戦乱の世の習いとはいえ、非道な行いをしたことを許せなど、侵略者側が言っていいことではないと考えたからだ。
上王は彼らに「何をしてほしいか」とだけ聞いた。
供養の作法を受けたことにより、だいぶ静まっていた隣国の亡者たちは、「購いを」と答えた。
隣国から奪い取った黄金を返してほしい、平和で豊かな国を、驕り高ぶらず、国民を愛し、善政を施す『善き国王』を返してほしいと、彼らは願った。
上王はそれを受諾した。
彼らが要求した黄金とは、金鉱山のことではなく、一般家庭や神殿、王家で祀られていた黄金作り神像の事を指した。
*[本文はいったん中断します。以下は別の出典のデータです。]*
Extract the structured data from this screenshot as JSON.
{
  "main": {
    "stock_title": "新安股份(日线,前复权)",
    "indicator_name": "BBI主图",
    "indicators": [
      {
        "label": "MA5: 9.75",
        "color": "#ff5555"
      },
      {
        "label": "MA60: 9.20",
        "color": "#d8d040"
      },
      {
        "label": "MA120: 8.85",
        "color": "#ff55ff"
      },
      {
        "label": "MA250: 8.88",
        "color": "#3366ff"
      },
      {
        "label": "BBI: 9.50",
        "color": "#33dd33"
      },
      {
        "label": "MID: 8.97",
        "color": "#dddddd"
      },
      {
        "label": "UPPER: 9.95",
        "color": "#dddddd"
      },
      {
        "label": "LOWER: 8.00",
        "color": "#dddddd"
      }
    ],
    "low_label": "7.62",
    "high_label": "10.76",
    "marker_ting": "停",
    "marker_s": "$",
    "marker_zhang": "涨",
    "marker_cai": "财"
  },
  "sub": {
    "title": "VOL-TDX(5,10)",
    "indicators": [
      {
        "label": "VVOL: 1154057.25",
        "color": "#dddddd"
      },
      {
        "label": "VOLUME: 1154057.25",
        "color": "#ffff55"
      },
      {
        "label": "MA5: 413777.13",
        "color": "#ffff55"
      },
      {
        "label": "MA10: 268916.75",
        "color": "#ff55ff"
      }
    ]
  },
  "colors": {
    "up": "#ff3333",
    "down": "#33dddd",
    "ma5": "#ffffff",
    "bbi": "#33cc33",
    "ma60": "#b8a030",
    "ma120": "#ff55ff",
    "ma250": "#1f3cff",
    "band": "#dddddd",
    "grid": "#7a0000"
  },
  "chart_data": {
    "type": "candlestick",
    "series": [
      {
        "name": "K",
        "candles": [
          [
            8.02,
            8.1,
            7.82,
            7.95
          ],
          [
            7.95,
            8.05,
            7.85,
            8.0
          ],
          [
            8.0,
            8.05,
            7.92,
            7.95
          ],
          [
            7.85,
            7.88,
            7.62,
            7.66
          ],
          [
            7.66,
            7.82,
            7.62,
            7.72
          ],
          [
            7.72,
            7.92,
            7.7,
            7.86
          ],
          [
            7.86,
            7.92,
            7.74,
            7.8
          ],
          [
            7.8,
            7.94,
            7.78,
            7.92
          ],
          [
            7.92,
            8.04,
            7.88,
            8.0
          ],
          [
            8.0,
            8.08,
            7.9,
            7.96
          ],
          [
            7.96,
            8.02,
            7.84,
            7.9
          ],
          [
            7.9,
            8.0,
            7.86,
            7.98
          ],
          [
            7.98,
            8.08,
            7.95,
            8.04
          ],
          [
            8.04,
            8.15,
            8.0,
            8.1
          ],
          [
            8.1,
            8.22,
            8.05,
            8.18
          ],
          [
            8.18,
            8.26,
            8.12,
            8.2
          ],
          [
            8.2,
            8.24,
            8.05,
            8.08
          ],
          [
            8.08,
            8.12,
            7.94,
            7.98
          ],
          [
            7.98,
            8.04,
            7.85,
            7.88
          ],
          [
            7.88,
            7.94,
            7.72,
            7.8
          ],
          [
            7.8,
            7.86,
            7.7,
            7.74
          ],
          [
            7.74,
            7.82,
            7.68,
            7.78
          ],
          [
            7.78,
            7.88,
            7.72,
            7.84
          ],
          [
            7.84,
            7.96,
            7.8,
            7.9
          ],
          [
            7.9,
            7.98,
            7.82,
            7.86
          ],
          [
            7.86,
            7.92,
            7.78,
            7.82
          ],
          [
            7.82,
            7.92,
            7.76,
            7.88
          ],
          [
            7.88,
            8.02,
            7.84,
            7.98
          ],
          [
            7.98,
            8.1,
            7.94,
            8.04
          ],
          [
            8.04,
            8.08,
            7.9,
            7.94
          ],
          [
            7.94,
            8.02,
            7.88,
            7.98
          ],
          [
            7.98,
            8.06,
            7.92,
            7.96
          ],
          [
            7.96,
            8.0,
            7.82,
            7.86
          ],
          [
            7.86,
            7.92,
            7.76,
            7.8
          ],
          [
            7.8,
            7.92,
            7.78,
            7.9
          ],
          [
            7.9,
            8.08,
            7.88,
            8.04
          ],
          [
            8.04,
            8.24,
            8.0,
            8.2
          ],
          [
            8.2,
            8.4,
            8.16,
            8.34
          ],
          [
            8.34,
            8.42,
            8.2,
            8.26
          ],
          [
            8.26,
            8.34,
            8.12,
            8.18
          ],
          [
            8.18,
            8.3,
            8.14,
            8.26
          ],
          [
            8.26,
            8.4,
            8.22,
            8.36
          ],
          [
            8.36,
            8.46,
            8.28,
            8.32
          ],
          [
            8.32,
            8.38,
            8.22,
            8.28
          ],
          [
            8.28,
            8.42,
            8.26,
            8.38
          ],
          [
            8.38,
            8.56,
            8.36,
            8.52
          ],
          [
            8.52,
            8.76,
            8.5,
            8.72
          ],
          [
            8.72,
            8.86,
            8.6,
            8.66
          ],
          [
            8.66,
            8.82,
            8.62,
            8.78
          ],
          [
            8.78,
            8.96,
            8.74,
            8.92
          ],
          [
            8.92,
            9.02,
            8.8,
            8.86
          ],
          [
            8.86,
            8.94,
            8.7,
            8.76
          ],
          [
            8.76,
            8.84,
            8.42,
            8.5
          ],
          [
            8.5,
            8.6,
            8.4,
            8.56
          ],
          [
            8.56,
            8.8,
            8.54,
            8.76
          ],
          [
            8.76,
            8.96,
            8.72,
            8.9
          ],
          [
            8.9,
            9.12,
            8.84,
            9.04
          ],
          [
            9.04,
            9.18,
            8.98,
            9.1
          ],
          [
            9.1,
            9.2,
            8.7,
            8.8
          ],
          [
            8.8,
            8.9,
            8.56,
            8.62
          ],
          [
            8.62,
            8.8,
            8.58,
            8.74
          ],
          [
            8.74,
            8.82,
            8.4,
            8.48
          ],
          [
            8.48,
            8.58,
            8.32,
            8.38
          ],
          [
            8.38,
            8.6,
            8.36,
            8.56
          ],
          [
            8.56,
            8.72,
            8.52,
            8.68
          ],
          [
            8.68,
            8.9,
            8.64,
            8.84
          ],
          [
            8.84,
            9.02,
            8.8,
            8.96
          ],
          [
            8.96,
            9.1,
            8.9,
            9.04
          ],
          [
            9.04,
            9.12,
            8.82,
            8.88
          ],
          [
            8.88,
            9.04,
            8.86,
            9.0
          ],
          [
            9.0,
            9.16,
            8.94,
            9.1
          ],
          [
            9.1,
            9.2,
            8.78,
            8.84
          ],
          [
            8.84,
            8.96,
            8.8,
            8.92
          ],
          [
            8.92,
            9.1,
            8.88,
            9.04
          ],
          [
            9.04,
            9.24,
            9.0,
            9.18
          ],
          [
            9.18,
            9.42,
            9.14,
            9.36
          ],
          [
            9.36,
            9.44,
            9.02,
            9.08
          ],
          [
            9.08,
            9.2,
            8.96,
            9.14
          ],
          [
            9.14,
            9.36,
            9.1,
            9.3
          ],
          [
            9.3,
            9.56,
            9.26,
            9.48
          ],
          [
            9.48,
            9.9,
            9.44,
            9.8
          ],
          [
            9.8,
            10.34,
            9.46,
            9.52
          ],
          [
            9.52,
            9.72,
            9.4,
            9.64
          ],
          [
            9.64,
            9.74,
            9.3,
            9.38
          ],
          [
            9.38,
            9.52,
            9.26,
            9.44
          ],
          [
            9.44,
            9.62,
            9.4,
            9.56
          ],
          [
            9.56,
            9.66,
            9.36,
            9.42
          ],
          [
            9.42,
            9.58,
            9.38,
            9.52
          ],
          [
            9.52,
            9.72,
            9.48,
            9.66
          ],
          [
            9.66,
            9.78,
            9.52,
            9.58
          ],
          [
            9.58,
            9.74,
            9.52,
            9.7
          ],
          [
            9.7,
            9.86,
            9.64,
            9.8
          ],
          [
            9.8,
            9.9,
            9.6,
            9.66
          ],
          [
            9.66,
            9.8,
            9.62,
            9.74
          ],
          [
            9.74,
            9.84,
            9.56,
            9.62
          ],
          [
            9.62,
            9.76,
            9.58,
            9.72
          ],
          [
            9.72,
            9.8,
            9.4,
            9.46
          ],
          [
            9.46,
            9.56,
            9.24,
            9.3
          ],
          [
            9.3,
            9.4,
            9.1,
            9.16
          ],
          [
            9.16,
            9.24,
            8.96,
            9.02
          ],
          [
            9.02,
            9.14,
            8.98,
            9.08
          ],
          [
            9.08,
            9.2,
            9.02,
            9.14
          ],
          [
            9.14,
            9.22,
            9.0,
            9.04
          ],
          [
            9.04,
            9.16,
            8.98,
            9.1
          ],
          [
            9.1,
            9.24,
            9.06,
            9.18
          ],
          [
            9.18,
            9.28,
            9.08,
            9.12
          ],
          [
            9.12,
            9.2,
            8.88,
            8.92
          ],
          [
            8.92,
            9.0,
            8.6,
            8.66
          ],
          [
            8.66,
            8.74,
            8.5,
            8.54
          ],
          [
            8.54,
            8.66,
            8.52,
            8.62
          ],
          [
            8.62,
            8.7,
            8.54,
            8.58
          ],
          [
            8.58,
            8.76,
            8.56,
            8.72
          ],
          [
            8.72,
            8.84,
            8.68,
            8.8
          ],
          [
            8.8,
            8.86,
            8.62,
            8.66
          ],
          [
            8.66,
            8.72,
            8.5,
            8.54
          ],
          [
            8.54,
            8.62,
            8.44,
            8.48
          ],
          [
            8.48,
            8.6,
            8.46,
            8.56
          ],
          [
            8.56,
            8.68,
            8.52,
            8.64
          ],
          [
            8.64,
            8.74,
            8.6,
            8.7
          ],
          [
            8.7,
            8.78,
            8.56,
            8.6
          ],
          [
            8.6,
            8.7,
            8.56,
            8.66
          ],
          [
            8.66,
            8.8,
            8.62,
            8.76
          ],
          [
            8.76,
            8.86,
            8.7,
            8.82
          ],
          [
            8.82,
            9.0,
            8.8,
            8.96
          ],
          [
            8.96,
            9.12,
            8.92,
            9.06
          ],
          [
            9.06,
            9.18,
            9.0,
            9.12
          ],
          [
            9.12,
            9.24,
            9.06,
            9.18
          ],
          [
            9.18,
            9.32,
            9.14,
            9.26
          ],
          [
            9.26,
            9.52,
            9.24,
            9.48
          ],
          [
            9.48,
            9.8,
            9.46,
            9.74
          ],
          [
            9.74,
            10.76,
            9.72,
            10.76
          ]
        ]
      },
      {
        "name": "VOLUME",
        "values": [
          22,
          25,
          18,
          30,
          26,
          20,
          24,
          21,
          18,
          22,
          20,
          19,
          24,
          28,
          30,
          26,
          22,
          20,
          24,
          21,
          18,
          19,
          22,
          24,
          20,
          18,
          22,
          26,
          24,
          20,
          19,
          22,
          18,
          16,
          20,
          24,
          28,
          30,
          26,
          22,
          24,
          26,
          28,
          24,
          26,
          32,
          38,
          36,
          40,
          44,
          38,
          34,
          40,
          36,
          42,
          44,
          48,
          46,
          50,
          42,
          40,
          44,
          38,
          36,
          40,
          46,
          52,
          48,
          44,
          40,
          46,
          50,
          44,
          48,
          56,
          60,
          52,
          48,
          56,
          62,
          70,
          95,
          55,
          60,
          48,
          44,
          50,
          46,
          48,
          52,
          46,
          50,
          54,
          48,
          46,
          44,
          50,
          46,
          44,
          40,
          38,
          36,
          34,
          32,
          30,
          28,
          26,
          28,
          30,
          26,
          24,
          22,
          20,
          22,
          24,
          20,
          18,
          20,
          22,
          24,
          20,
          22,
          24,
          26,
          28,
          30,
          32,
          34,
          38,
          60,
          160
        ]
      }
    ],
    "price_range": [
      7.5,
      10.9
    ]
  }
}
それらは略奪ののち、ほとんど融かされて延べ棒や装飾品にされていたが、有無を言わさず全回収して、玉座と新しい王冠に使った。
まだ幼い第2王子に冠を被せ、戴冠式を終えて玉座に座らせ、善政を敷くことを誓わせると、亡霊たちはようやく納得したのか、完全に鎮まった。
『王冠を被るのが善き国王であれば、我らは国の守りとなろう。だが、悪しき国王であれば、我らは再び亡国の亡者と成り果て、これを害するであろう』
そう言い残し、亡者の群れは消えた。
こうして、王家の悪夢は去った。
その後、上王は年若い王の後見となり、しばらく摂政を勤めたが、王が一人前になると、自分の領地に帰った。
今は領地は学園都市になり、上王の名にあやかって、ブレンダンと呼ばれている。
「その時作られた王冠は『善き国王の冠』と呼ばれておる。しかしそれは、新たな呪いでもあったのじゃ。善政を施せば『徳ポイント』が貯まって、隣国の王族の固有スキル『天地』が使えるんじゃが、怠惰だったり悪政を働いたりしてポイントが減ると、今度は冠がギリギリ頭を締め付けてきて、やがて皮膚に癒着してしまうという、恐ろしい呪いのアイテムなのじゃ……!」
ポイントがマイナスになったり、玉座を空にして200日政務を投げ出すと、冠は外れ、悪夢は甦る。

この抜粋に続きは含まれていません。